Выбрать главу

Запоздавшее любопытство — единоличное, общее ли — оно лишь выявляет (как проявитель фотографию) невозможность вопроса в то, в самое нужное время.

В пятидесятые годы по некому неписаному правилу запрещалось лезть к родителям, да и вообще к взрослым, с расспросами о том, чего, по их мнению, нам было знать не положено, хотя всё мы про то уже и знали. В то летнее воскресенье, на десятом году своей жизни, я стала вдруг соучастницей и услышанного, и негласного уговора о неразглашении. Раз им хотелось, чтобы я не знала о твоём существовании, значит, я ни о чём и не должна интересоваться; меня принудили к соглашательству о моём неведении. Преступить тот уговор было для меня столь же неприемлемо, как и произносить при них сквернословия. За этим, как мне тогда казалось, неминуемым образом следует нечто вроде стихийного бедствия, какая-нибудь немыслимая кара, вроде той, что пряталась в словах, брошенных Кафкой отцом своему сыну, а им, в свою очередь, приведённых в Послании отцу, и начертанных мною тот час же, при первом прочтении, в возрасте двадцати двух лет, в изголовье кровати в университетском общежитии: я разорву тебя, как сявку.

Припоминается мне охвативший меня ужас, когда в шестнадцатилетнем возрасте, будучи в гостях у тётушки Марии-Луизы, позабывшей в обычном для неё воскресном подпитии про обет молчания, услыхала я от неё, тыкавшей пальцем в какое-то фото, которое я не стала даже рассматривать, а постаралась побыстрее перевернуть страницу альбома из боязни, что он и она, сидевшие тут же, услышат её слова и поймут, что мне ведом их секрет: «это твоя сестра».

Мы сами громоздим мнимое над правдой.

В июне шестьдесят седьмого гроб моего отца опустился в разверзнувшуюся рядом с твоей могилой яму. И мы обе — и я, и она — притворились, будто ничего о ней не знаем. На следующий год, наведывая её в свой летний отпуск, отнесла я на могилу отца сорванные в саду цветы. На твою я не положила ничего… потому что она меня ни о чём не просила.

И потом, место, где ты покоишься, никогда не было даже поименовано.

В какой-то момент, что тому стало причиной, узнать мне не суждено, они, должно быть, догадались, что я о тебе знаю. Только, видимо, стало безнадёжно поздно прерывать молчание, тайна стала слишком старой, им не по силам было уже от неё избавляться. Мне же казалось, что я с ней вполне ужилась.

Детям проще, если их никто не расспрашивает о секретах, которыми им ни с кем не хочется делиться.

Мне думается, что это замалчивание примиряло нас, их и меня. Меня оно оберегало. Оно сняло с меня тяготы почитания, в которые укутана память о детях, с непознаваемой для оставшихся в живых жестокостью навсегда покинувших семью, возмутившей меня, когда стала я тому свидетельницей.

Моей кузине С. мать не переставала превозносить умершую в три года сестрёнку, со слов её бывшую «ну, просто прелестью».

Они же запретили самим себе потрясать тобой, как идолом для поклонений, бросать мне в лицо нечто вроде: «она-то была милее тебя».

У меня не возникало желания, чтобы они что-то о тебе рассказывали, должно быть, надеялась, что благодаря такому молчанию они просто забудут тебя. Оправдание той гипотезе вижу в воспоминании о глубоком, никак иначе необъяснимом душевном своём потрясении всякий раз, когда уже повзрослевшая вынуждена была смиряться с очевидным — ты в них, и ты несокрушима.

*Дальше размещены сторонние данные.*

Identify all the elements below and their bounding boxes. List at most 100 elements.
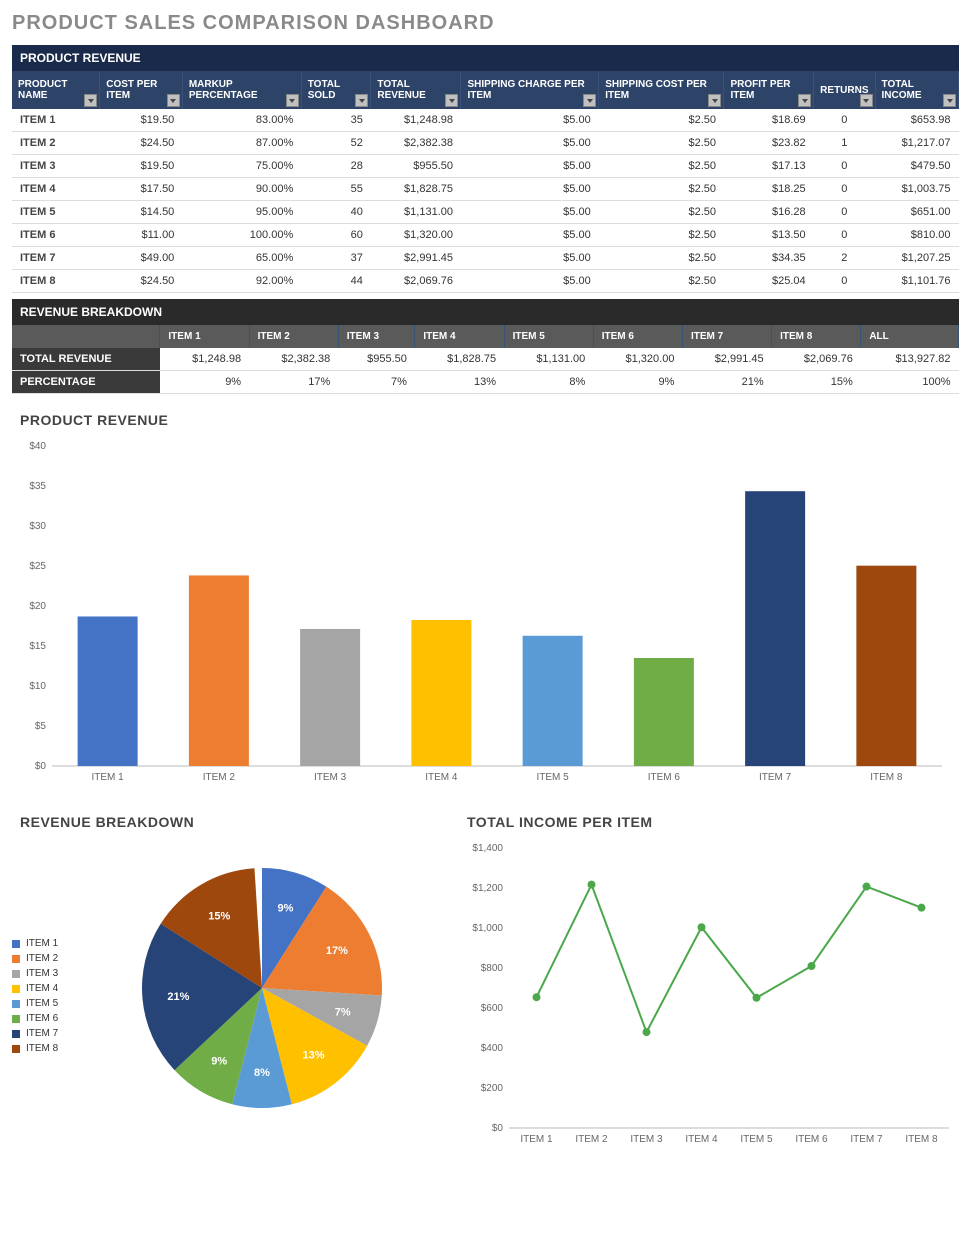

В восемьдесят третьем году, на приёме у врача, при мне тестировавшего разрушавшуюся её память, в ворохе неправильных ответов мелькнул один верный: «у меня было две дочери». При этом она не вспомнила года своего рождения, вместо него назвала год твоей смерти, тридцать восьмой.

В шестьдесят пятом приехали мы из Бордо их навестить. С мужем и нашим первенцем шести месяцев от роду, которого они ещё не видели. Встретил нас при выходе из машины он. Сиял от счастья, что наконец-то видит своего внука, а ей, не удержавшись, крикнул: «малышка приехала!». Тот ляпсус — звучит он, во всей его прелести во мне и теперь — хотелось бы не слышать вовсе.

Обескуражил он меня, опечалил и ужаснул; не хотела я, чтобы ты возрождалась через моёго ребёнка, воскрешалась посредством частицы меня самой.

Поиски уз, связующих нас с тобой во плоти и по крови, заполонившие моё письмо, не являются ли и они своего рода воскрешением тебя?